С целью максимальной достоверности мы должны признать, что бессильны передать в их первозданном виде те слова, которые затем обрушились на всех героев этого случая. Ибо наречие, которым сеньора Мазаль пользовалась при подобных межэтнических контактах, являло собой неописуемую смесь из славянских эвфемизмов с испанскими окончаниями и наоборот, а также разного рода архаизмов на иврите с искусно имплантированными турецкими ругательствами. При этом женский род упорно смешивался с мужским, и все это языковое меню было обильно полито соусом «ладино».
Короче говоря, не стоит даже пытаться передать литературным подстрочником непостижимую лингвистическую пестроту, вообще столь характерную для старых женщин нашего квартала, не только евреек, но и турчанок, албанок, цыганок и, особенно, армянок. Поэтому мы упомянем лишь чаще всего звучавшие слова — борачонес и эскалера, с которыми перемежалось и турецкое женское имя Зульфия.
Итак, стоило моей бабушке приблизиться к троим не на шутку разъяренным духовным лицам, которых она тут же бестактно во всеуслышание объявила старыми пьяницами и развратниками, как кровопролитие мгновенно прекратилось. А поскольку «эскалера» означало лестница, дерущиеся молча малодушно положили ее к ногам моей бабушки — в знак перемирия или даже капитуляции.
А минутой позже бабушка схватила меня двумя пальцами за ухо и почти подняла в воздух.
— А ты, порке не есть в эскуеле, шалопай-олу-шалопай?
Речь шла о школе, и никакие уловки тут не годились, поскольку урок географии давно уже был в разгаре. Я виновато пробормотал:
— Гран папа сказал…
— Ай сектир — к чертям собачим и гран папа, и церкова, и синагога и мечит! Марш в эскуеле и поклон сеньору Стойчеву!
«Сеньор» Стойчев, как я уже пояснил, был нашим классным руководителем. Я шустро увернулся от бабушкиного подзатыльника и помчался в школу. На спине у меня подпрыгивал школьный ранец из картона, на котором красовалась назидательная во всех отношениях надпись: Кто учится, у того все получится.

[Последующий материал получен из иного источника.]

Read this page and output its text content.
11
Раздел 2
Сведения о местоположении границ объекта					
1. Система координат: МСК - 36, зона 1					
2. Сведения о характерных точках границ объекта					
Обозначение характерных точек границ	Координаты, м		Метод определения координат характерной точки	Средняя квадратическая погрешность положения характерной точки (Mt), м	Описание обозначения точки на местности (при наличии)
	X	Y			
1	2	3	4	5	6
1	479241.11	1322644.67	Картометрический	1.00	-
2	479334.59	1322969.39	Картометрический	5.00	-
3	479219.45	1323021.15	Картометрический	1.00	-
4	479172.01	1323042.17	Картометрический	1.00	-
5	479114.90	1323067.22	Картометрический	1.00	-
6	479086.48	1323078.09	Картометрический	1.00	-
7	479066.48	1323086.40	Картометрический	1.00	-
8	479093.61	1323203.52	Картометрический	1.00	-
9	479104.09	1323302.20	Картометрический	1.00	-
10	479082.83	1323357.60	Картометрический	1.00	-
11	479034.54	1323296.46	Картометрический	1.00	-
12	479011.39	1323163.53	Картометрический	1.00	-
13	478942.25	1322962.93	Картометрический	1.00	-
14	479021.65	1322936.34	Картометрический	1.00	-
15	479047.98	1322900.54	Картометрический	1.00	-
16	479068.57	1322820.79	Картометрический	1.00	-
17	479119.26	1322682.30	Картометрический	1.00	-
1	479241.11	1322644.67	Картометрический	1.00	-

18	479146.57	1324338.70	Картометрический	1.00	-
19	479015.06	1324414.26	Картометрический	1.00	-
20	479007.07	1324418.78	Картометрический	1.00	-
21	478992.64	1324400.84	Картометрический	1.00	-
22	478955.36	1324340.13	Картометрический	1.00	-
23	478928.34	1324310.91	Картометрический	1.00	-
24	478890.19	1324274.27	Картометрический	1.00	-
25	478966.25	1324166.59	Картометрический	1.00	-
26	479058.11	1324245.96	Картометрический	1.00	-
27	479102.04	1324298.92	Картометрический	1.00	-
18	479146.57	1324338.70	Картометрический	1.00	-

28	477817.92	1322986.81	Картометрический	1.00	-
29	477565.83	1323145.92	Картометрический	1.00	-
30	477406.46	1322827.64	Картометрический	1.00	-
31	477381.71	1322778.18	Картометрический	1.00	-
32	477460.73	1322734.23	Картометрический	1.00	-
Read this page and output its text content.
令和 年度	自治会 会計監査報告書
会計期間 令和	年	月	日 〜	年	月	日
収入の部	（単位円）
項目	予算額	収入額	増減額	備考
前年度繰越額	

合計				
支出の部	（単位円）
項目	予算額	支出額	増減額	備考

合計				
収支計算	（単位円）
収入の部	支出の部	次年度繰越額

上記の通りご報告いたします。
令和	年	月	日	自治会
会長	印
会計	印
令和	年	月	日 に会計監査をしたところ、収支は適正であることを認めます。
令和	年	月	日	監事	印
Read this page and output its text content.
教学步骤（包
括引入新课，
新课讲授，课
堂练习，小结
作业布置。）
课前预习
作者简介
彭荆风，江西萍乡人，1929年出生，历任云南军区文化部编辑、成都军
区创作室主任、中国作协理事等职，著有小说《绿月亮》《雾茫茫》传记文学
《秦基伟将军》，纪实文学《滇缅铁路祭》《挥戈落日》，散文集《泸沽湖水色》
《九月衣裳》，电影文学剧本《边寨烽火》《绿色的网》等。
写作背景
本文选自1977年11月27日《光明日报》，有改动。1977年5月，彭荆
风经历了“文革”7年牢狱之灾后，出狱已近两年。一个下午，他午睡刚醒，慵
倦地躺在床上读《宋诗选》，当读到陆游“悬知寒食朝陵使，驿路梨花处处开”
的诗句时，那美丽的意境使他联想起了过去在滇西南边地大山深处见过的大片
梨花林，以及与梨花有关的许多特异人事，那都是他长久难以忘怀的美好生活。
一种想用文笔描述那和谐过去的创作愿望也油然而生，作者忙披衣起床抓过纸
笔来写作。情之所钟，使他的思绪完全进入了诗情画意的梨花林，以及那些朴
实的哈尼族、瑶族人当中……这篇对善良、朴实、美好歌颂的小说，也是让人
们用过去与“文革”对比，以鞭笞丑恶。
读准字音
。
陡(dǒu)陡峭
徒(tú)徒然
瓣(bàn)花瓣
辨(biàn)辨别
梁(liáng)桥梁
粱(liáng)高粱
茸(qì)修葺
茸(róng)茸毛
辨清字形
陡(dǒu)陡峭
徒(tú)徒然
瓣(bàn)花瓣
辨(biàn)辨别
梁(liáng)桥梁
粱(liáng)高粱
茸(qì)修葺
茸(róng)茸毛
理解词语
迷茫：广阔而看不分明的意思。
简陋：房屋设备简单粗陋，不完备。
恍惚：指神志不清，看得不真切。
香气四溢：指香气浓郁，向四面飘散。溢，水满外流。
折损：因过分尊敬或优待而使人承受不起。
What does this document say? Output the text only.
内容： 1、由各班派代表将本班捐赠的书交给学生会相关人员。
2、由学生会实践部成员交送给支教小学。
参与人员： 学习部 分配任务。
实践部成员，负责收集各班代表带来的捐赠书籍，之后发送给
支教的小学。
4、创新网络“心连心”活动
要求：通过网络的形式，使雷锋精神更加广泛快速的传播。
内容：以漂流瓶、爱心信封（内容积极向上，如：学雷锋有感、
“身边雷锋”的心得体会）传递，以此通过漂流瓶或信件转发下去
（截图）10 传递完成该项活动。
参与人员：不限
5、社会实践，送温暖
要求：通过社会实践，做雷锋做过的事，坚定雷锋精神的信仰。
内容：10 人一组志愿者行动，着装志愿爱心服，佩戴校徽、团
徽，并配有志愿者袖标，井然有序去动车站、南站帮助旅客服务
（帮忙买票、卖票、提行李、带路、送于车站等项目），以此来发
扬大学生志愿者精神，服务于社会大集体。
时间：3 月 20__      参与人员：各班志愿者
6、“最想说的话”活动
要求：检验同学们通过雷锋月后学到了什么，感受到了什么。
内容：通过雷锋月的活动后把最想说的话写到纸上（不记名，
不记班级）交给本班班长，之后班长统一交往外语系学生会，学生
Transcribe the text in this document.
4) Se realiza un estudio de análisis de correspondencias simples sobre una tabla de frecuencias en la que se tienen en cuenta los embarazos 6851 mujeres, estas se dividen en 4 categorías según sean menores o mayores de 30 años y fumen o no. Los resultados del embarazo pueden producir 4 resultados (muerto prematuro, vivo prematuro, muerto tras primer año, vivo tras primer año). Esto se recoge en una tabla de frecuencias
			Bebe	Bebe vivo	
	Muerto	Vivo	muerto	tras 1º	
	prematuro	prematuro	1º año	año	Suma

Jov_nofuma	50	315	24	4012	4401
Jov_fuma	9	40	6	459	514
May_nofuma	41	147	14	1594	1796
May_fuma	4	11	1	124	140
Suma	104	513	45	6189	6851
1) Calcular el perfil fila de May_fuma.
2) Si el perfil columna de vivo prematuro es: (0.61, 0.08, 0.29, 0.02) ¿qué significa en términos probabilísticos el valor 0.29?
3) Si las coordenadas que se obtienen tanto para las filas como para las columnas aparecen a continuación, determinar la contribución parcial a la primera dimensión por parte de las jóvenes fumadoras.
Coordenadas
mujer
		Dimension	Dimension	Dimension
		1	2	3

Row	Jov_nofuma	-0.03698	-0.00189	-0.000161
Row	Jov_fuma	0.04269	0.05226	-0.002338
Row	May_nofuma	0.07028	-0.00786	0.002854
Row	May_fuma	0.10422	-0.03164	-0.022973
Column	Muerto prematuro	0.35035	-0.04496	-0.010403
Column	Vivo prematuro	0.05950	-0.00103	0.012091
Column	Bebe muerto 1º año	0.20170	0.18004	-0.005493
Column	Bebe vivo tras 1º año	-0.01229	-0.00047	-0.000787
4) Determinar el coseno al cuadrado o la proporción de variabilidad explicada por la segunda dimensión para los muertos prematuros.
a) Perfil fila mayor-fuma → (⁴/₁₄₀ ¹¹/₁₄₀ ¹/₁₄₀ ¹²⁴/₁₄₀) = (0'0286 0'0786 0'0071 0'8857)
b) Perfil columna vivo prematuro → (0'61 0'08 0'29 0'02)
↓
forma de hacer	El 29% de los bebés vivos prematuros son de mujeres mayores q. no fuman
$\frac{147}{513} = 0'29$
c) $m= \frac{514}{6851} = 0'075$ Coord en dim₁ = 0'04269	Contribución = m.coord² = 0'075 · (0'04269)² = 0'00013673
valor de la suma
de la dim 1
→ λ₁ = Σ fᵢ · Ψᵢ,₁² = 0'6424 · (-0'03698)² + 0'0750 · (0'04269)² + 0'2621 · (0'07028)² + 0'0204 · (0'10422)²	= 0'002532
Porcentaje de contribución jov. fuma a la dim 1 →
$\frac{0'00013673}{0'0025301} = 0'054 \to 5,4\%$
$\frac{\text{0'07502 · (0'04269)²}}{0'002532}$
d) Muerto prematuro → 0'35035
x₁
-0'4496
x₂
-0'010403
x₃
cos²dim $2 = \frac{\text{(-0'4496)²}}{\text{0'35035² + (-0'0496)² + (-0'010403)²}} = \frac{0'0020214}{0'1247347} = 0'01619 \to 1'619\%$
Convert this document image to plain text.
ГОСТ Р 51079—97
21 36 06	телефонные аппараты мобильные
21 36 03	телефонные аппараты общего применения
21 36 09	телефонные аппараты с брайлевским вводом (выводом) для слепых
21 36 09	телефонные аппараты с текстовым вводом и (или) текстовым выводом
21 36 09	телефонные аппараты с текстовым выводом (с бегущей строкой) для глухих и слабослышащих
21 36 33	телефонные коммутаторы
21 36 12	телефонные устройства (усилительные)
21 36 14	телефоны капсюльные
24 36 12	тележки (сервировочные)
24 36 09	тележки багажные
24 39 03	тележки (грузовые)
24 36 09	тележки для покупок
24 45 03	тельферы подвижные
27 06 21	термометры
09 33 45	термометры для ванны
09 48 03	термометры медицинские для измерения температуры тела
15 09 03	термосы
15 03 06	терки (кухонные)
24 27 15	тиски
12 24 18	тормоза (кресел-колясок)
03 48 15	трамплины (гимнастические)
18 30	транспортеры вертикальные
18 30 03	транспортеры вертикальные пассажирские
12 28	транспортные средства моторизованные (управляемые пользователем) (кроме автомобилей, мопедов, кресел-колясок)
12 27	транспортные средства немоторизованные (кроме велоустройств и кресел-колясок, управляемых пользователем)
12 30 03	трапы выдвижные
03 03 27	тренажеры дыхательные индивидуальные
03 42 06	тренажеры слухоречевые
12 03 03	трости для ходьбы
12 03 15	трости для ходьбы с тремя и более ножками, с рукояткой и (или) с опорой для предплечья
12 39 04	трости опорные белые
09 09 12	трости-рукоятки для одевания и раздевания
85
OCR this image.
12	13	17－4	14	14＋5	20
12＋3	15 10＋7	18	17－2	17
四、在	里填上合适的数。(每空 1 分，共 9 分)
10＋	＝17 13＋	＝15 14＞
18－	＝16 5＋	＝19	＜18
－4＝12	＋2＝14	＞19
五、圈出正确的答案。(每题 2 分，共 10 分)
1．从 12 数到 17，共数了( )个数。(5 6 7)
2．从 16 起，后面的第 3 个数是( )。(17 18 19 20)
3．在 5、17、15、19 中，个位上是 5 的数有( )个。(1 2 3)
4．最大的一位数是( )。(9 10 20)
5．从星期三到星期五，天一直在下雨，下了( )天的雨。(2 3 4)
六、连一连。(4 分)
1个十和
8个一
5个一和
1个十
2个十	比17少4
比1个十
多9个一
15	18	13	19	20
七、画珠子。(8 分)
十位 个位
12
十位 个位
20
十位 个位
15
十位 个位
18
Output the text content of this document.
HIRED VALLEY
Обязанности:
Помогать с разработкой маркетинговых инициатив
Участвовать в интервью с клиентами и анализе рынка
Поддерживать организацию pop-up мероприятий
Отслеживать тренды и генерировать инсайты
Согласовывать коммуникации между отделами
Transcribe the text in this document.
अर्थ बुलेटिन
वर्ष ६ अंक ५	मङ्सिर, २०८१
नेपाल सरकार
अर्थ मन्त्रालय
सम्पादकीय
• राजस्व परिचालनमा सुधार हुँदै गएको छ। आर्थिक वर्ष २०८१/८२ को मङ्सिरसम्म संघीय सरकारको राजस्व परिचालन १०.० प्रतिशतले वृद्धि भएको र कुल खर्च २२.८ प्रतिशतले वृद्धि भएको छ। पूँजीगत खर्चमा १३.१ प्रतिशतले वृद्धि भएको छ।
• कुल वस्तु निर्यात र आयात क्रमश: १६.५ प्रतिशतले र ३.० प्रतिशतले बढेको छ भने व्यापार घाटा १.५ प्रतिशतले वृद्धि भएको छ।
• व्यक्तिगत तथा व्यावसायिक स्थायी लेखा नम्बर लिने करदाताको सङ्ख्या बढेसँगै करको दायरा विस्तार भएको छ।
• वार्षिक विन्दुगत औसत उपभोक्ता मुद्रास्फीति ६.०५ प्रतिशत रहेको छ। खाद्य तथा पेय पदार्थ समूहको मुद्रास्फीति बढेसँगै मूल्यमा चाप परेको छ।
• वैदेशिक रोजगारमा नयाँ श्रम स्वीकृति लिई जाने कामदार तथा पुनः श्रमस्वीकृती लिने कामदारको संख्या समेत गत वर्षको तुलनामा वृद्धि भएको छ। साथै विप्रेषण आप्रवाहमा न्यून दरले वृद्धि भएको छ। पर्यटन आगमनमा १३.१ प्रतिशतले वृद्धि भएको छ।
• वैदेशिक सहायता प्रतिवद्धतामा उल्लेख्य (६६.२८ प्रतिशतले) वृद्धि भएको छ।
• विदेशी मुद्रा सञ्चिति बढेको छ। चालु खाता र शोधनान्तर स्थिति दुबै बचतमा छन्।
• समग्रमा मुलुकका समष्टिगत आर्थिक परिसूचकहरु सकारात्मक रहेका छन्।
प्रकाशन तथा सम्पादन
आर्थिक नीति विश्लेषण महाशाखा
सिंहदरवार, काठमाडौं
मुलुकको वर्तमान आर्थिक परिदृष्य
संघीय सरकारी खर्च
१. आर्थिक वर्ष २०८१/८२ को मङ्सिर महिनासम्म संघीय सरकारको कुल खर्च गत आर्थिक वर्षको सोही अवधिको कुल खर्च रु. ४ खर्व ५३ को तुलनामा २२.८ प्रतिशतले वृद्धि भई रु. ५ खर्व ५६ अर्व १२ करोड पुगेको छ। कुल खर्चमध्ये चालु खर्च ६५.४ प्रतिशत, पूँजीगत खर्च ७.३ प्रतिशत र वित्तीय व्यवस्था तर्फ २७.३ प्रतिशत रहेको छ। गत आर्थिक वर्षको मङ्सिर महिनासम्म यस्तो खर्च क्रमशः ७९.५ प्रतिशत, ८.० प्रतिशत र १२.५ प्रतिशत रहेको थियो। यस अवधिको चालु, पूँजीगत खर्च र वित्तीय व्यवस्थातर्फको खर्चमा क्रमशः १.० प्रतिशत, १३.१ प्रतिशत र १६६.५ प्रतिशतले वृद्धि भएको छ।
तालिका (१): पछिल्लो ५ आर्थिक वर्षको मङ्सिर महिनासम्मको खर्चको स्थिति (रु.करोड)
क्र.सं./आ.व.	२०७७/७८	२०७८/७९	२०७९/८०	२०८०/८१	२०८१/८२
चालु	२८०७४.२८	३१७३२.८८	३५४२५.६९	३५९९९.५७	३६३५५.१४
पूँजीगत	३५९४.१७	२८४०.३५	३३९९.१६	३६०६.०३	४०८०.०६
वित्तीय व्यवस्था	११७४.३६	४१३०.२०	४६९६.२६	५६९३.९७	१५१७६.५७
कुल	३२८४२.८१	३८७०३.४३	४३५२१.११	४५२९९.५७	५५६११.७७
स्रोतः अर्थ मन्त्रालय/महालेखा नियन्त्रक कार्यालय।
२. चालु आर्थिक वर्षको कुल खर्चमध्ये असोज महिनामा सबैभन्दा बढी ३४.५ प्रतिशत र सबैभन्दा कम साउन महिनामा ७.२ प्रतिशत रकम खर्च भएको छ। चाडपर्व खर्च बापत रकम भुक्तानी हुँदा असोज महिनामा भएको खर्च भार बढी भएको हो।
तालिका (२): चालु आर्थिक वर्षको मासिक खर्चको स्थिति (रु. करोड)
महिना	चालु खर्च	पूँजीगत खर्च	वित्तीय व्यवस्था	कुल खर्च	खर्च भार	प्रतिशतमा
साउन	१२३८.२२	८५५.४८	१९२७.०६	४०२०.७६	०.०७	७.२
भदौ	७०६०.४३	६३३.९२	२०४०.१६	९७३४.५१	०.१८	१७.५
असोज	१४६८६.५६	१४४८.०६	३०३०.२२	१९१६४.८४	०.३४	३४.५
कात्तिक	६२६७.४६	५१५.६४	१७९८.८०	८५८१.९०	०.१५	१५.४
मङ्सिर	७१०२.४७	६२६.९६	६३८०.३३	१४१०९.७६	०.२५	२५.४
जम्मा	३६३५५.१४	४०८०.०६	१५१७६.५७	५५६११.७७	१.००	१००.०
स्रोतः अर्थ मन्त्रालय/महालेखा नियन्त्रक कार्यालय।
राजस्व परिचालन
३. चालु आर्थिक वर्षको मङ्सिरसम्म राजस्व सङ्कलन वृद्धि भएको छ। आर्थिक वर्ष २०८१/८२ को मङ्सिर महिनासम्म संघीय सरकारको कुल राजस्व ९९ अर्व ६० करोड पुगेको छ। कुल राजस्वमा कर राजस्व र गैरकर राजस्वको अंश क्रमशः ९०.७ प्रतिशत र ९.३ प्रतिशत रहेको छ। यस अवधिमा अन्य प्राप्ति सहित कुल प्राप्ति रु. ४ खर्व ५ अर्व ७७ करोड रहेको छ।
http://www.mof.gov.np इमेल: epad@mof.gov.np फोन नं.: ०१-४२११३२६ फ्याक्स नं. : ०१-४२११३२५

Новая неделя часто начиналась для деда таким вот образом. Да, друзья мои, прямо скажем, плохо она начиналась — скандалами и религиозными междоусобицами, которые посторонний и непосвященный наблюдатель мог бы счесть чуть ли не предвестником этнического противостояния или даже грядущих кровопролитий. Но в той атмосфере добрососедства, которая властвовала над кварталом Среднее Кладбище, об этом не могло быть и речи: стоило раскаленному солнцу погрузиться в рисовые поля, а первому ветерку, напоенному летним ароматом сена и разогретой зноем земли, подуть с полей, как все трое духовных предводителей, отслужив каждый свою вечерню, важно ступая, отправлялись в трактир, что напротив турецкой бани. Там их уже поджидал мой дед, заранее заказав шкалики анисовой водки и закуску — коричневые запеченные яйца, как будто нынешним ранним утром ничего не случилось.
Что происходило далее, вам уже известно, так как все задокументировано господином Костасом Пападопулосом.
Если таким было начало недели, то ее конец выглядел совсем по-другому. Возьмем, к примеру, четверг — уже после того, как домохозяйки накупили всякой всячины на большом еженедельном базаре, а сам базар, усталый и пресытившийся разговорами, торгами и попытками надуть друг друга, лениво свертывал свои паруса до следующего четверга.
Тогда в старый хамам, то есть турецкую баню, первым делом отправлялись, постукивая туфлями на деревянной подошве без задников, стройные замужние турчанки. Потому как завтра наступала пятница, священный, как уже было сказано, день для мусульман, и турчанкам надлежало встретить его чистыми и благоухающими.
Под виноградной лозой во дворе трактира занимали позиции наиболее ревностные и авторитетные ценители, которые со знанием дела потягивали из шкаликов анисовку, причмокивая и обмениваясь тихими комментариями. Излишне говорить, что там восседали и трое духовных предводителей нашего квартала. Дед прибегал позднее — все еще в рабочей одежде, испачканный ржавчиной и сажей.